Author: Emma Loewe
Institution: Duke University
One morning in 2004, molecular geneticist Lisa Satterwhite was sitting at her office in Duke Hospital’s Cardiology Department when she came across a newspaper article that would ultimately shape the trajectory of her research.
Lisa was struck by the story of Carlitos Herrera-Candelario, a child born without arms or legs. Carlitos was a victim of tetra-amelia, a rare disorder characterized by missing limbs, and he also suffered spinal and lung deformities. Amazingly, Carlitos was one of three babies to be born with severe birth defects on the farm his parents worked for. They blamed the farm’s unmonitored pesticide applications for their son’s deformity and sought to challenge their employers in court.
“It’s time to make sure this doesn’t happen again,” Lisa says, remembering her first encounter with the Carlitos’ story. “We have to stop everything we’re doing and do something about this – I’m going to be the person to get started.”
Thus began Lisa’s quest to scientifically link illness in the migrant farming community to pesticide applications. Initial remote studies eventually culminated in an on-the-ground research effort in the summer of 2010.
“There are really strong associations between pesticides and Alzheimer’s, Parkinson’s, ALS, a lot of neuro-muscular diseases, birth defects and all kinds of cancers. What they don’t know is if the pesticides are the causative agents,” Lisa explains.
Based in eastern North Carolina, her study collected blood and urine samples from a group of Latino field farmers and compared them to those of poultry plant workers. Lisa and her team analyzed the urine for pesticide metabolites and the blood for any trace of disease. What they found were specific gene expressions that changed with the renal pesticide levels—a direct link between genetics and pesticide exposure.

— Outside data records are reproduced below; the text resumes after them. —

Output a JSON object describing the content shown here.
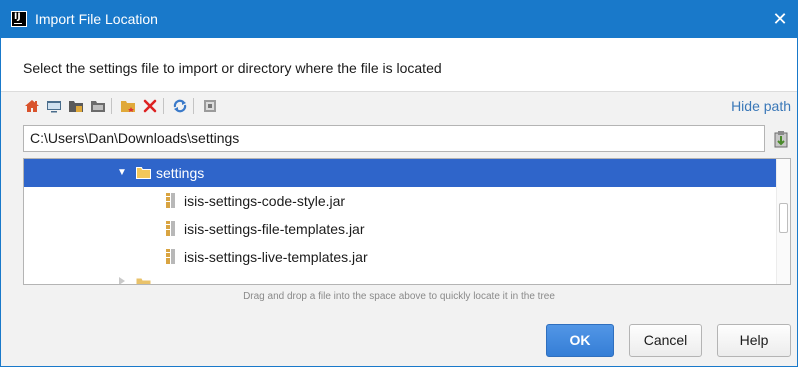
{
  "window": {
    "title": "Import File Location",
    "app_icon_text": "IJ",
    "close_glyph": "✕"
  },
  "description": "Select the settings file to import or directory where the file is located",
  "toolbar": {
    "buttons": [
      "home-icon",
      "desktop-icon",
      "project-folder-icon",
      "module-folder-icon",
      "new-folder-icon",
      "delete-icon",
      "refresh-icon",
      "toggle-hidden-icon"
    ],
    "hide_path_label": "Hide path"
  },
  "path": {
    "value": "C:\\Users\\Dan\\Downloads\\settings"
  },
  "tree": {
    "selected": {
      "label": "settings",
      "expander": "▼"
    },
    "children": [
      {
        "label": "isis-settings-code-style.jar"
      },
      {
        "label": "isis-settings-file-templates.jar"
      },
      {
        "label": "isis-settings-live-templates.jar"
      }
    ]
  },
  "drag_hint": "Drag and drop a file into the space above to quickly locate it in the tree",
  "buttons": {
    "ok": "OK",
    "cancel": "Cancel",
    "help": "Help"
  },
  "colors": {
    "titlebar": "#1979ca",
    "selection": "#2f65ca",
    "link": "#3a78b8",
    "ok_button": "#357ed6"
  }
}
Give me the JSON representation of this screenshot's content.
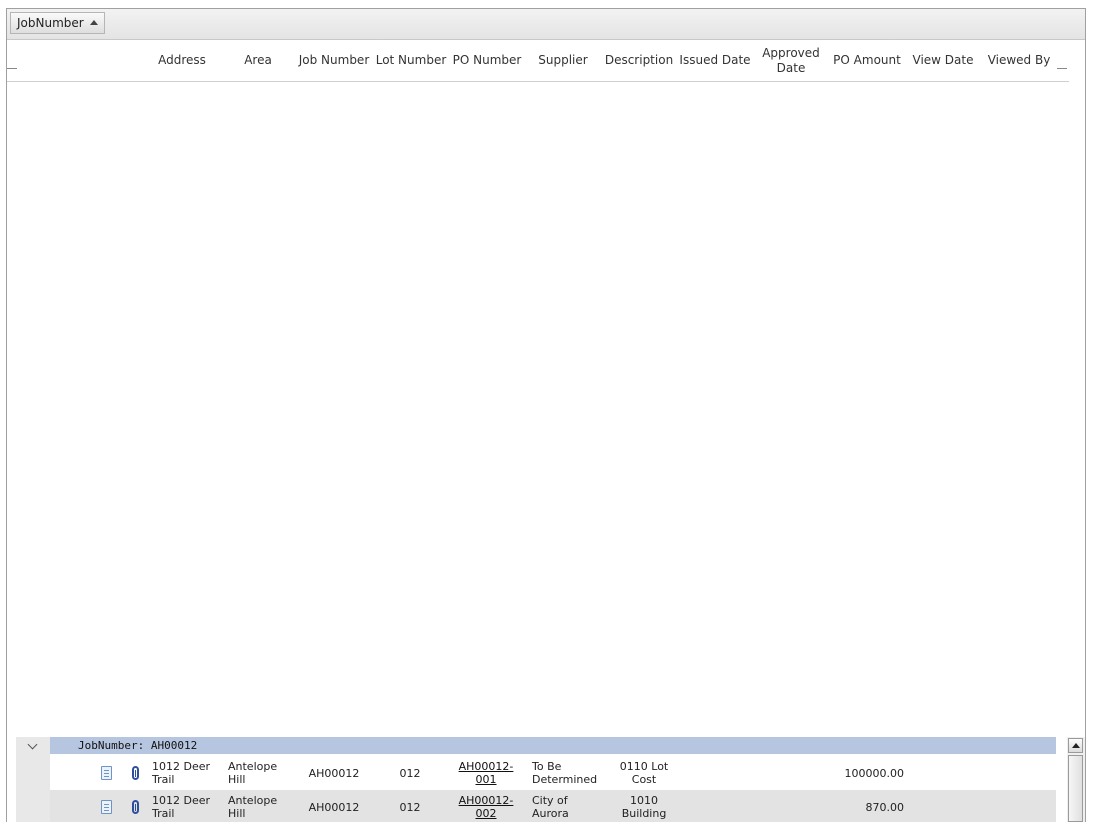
{
  "group_panel": {
    "chip_label": "JobNumber"
  },
  "columns": [
    {
      "label": "Address"
    },
    {
      "label": "Area"
    },
    {
      "label": "Job Number"
    },
    {
      "label": "Lot Number"
    },
    {
      "label": "PO Number"
    },
    {
      "label": "Supplier"
    },
    {
      "label": "Description"
    },
    {
      "label": "Issued Date"
    },
    {
      "label": "Approved Date"
    },
    {
      "label": "PO Amount"
    },
    {
      "label": "View Date"
    },
    {
      "label": "Viewed By"
    }
  ],
  "group": {
    "label": "JobNumber: AH00012"
  },
  "rows": [
    {
      "address": "1012 Deer Trail",
      "area": "Antelope Hill",
      "job_number": "AH00012",
      "lot_number": "012",
      "po_number": "AH00012-001",
      "supplier": "To Be Determined",
      "description": "0110 Lot Cost",
      "issued_date": "",
      "approved_date": "",
      "po_amount": "100000.00",
      "view_date": "",
      "viewed_by": ""
    },
    {
      "address": "1012 Deer Trail",
      "area": "Antelope Hill",
      "job_number": "AH00012",
      "lot_number": "012",
      "po_number": "AH00012-002",
      "supplier": "City of Aurora",
      "description": "1010 Building",
      "issued_date": "",
      "approved_date": "",
      "po_amount": "870.00",
      "view_date": "",
      "viewed_by": ""
    }
  ],
  "icons": {
    "document": "document-icon",
    "attachment": "paperclip-icon",
    "expand": "chevron-down-icon",
    "sort": "sort-ascending-icon"
  },
  "colors": {
    "group_row": "#b6c6e0",
    "alt_row": "#e3e3e3",
    "link": "#111111"
  }
}
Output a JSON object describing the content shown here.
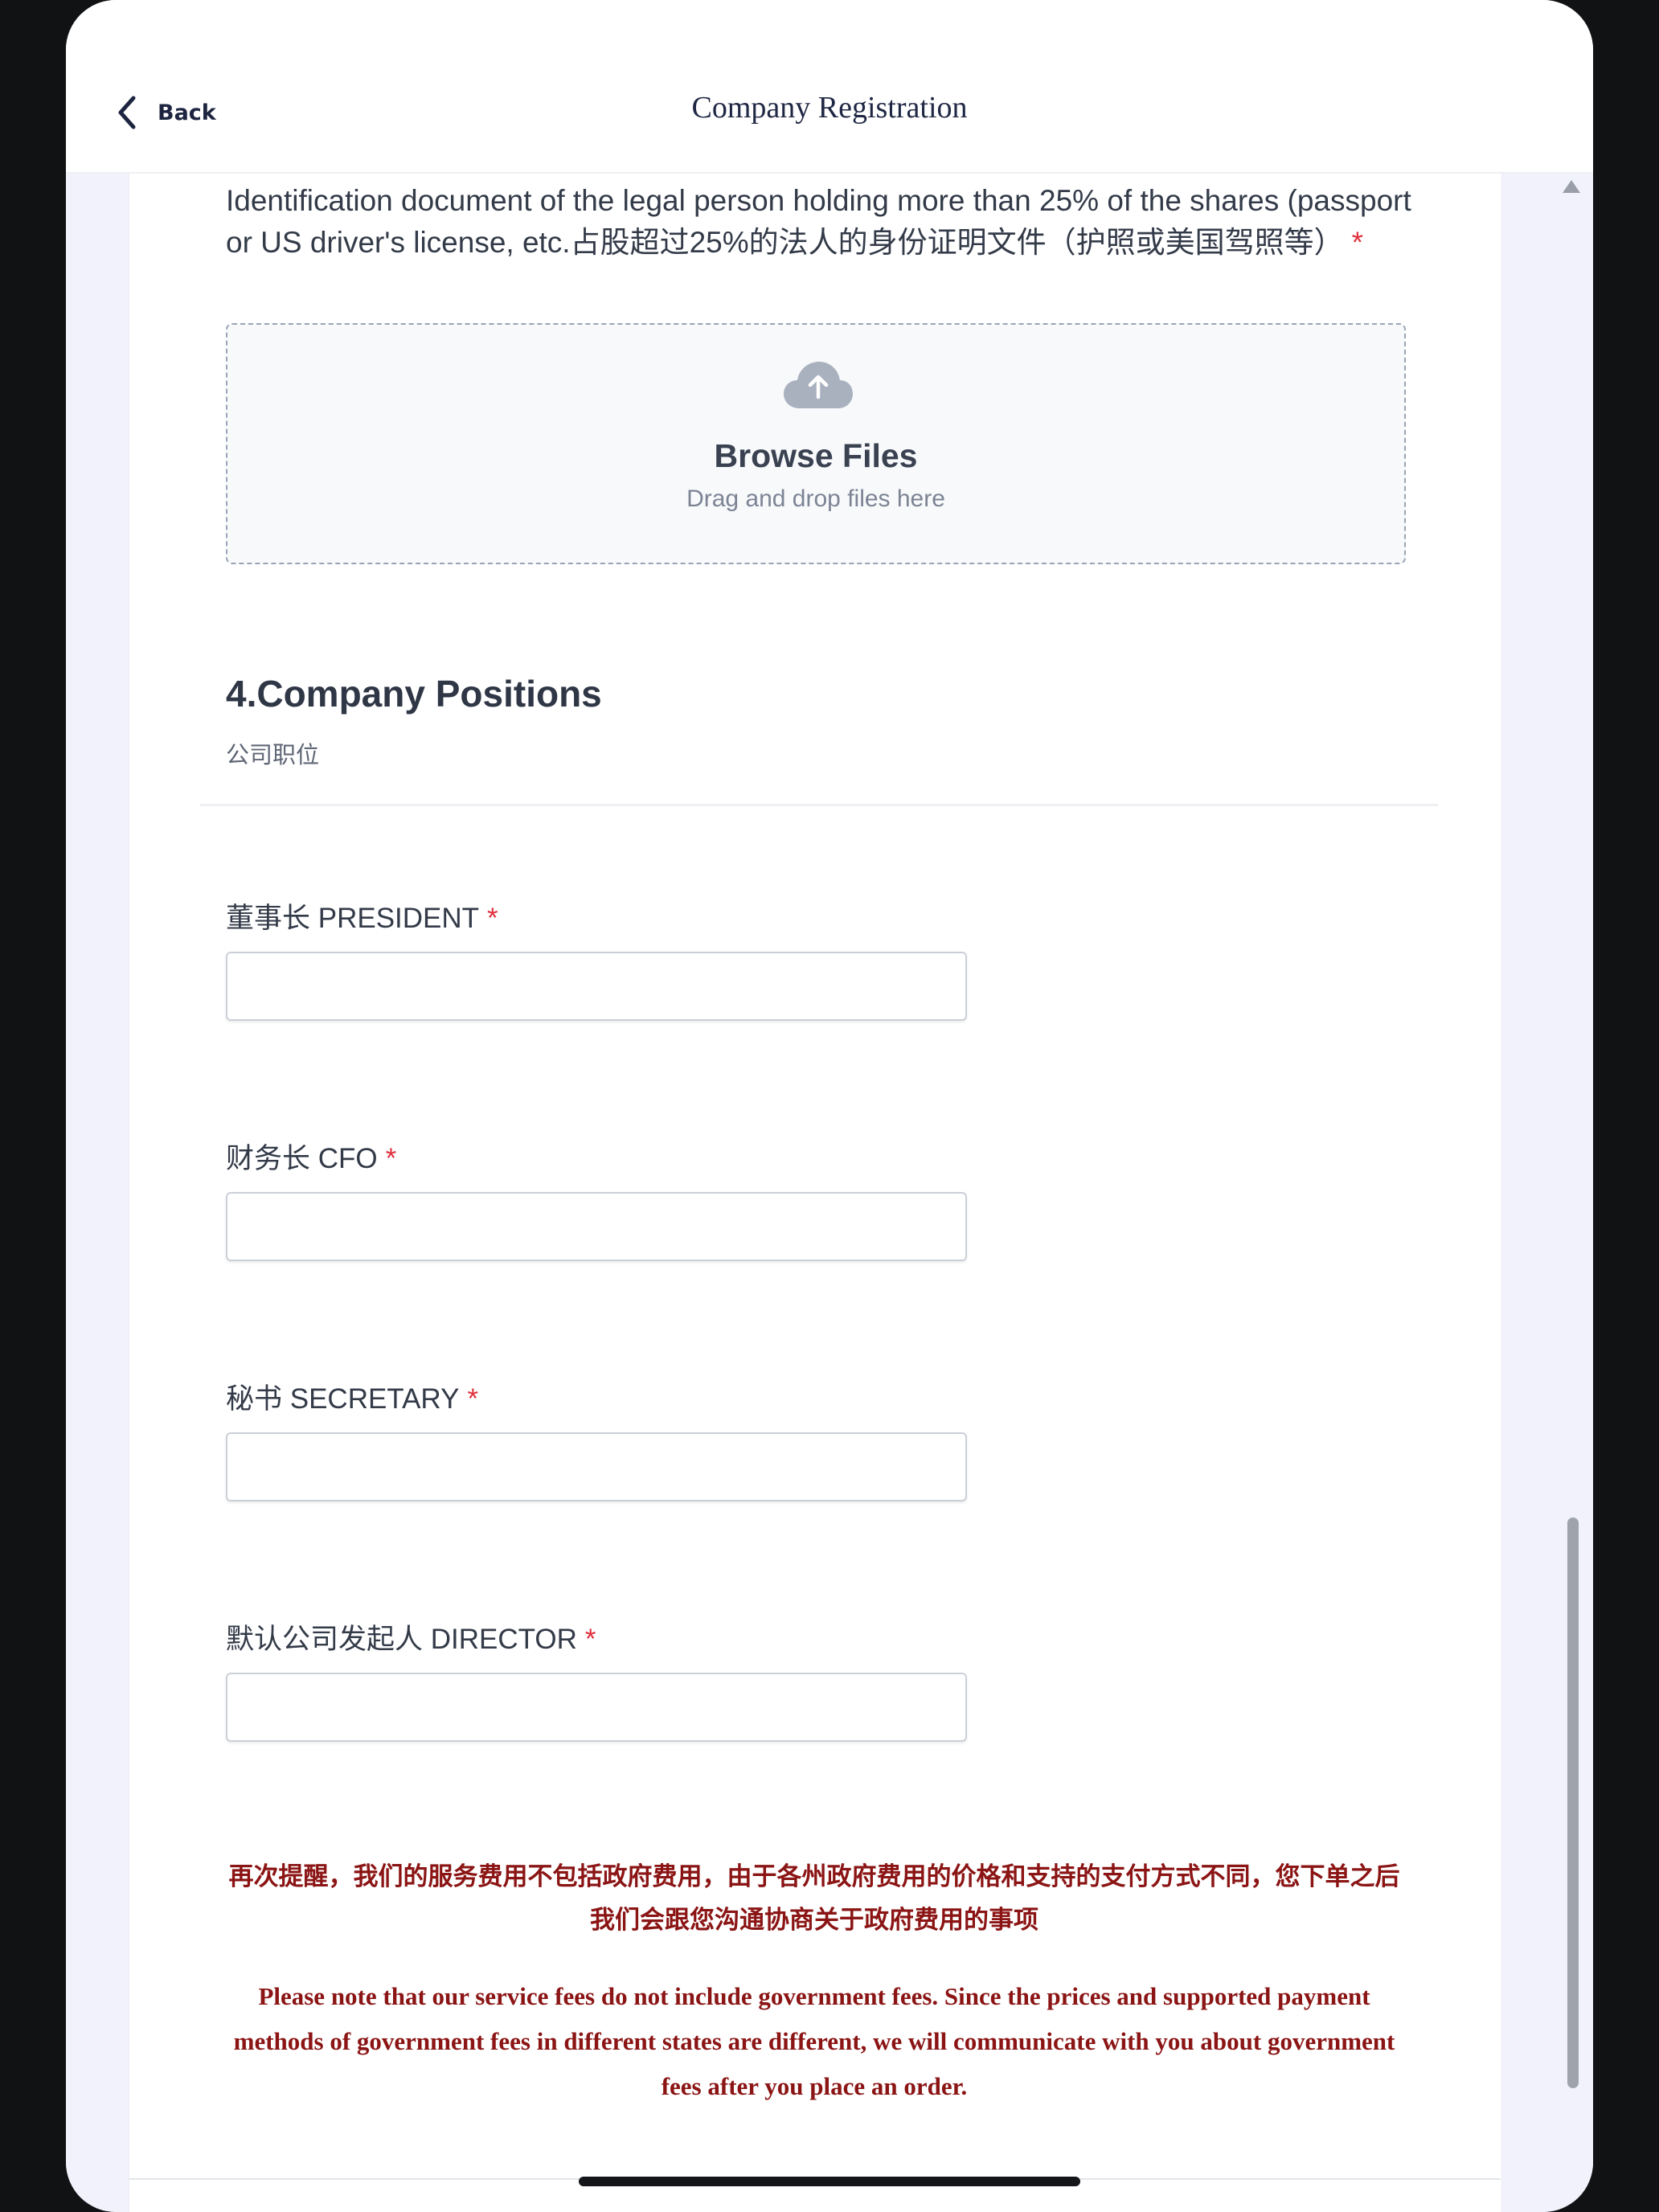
{
  "nav": {
    "back_label": "Back",
    "title": "Company Registration"
  },
  "document_upload": {
    "label": "Identification document of the legal person holding more than 25% of the shares (passport or US driver's license, etc.占股超过25%的法人的身份证明文件（护照或美国驾照等）",
    "required_mark": "*",
    "browse_label": "Browse Files",
    "drag_hint": "Drag and drop files here"
  },
  "section": {
    "title": "4.Company Positions",
    "subtitle": "公司职位"
  },
  "fields": {
    "president": {
      "label": "董事长 PRESIDENT",
      "required_mark": "*",
      "value": "",
      "placeholder": ""
    },
    "cfo": {
      "label": "财务长 CFO",
      "required_mark": "*",
      "value": "",
      "placeholder": ""
    },
    "secretary": {
      "label": "秘书 SECRETARY",
      "required_mark": "*",
      "value": "",
      "placeholder": ""
    },
    "director": {
      "label": "默认公司发起人 DIRECTOR",
      "required_mark": "*",
      "value": "",
      "placeholder": ""
    }
  },
  "notice": {
    "chinese": "再次提醒，我们的服务费用不包括政府费用，由于各州政府费用的价格和支持的支付方式不同，您下单之后我们会跟您沟通协商关于政府费用的事项",
    "english": "Please note that our service fees do not include government fees. Since the prices and supported payment methods of government fees in different states are different, we will communicate with you about government fees after you place an order.",
    "color": "#8b1414"
  },
  "colors": {
    "required": "#e0303c",
    "side_background": "#f1f2fb",
    "upload_icon": "#a9b1bf"
  },
  "icons": {
    "back": "chevron-left-icon",
    "upload": "cloud-upload-icon"
  }
}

Off to an encouraging start, the team set out to further refine their test groups. Initial results revealed that the poultry workers were also exposed to high levels of certain pesticides, probably from the chicken feed they were using. These trace chemicals presented a challenge since Lisa originally intended to use the poultry workers as her pesticide-free control population. After realizing the poultry workers also experienced health risks from pesticide exposure, Lisa replaced them with a more consistent control group: construction workers. She also added farm workers working in tobacco to her study for their unique duel exposure to both pesticides and nicotine.
The team returned to the field this summer to take blood and urine samples from both these new groups and the original farm workers. Lisa is currently working to secure the funding necessary to process the collected data and hopes that the results will be consistent with her hypothesis that pesticide exposure and illness are inextricably linked.
The results could then be used as the basis for a blood test that checks for early stage neurodegenerative diseases stemming from pesticide exposures. By creating a test to detect preventable illnesses, Lisa hopes to encourage laws that set stricter testing standards on synthetic chemicals.
A dramatic shift in chemical regulation could lessen the likelihood of deformities like Carlitos’ in farming communities across the country. Though Carlitos’ lawsuit settlement provided his family enough money to pay for his medical bills, his parents’ employer never admitted any wrongdoing throughout the litigation.
“There are several fronts – there’s research that is needed to convince people and then there’s policy,” Lisa says. “There’s been a lot of research done and now I think we need a major policy change.”
Lisa asserts that her ultimate career goal is to end environmentally-caused chronic disease in her lifetime. She seeks to combine on-the-ground research with laboratory analysis and policy lobbying to ensure that Carlitos’ story does not repeat itself.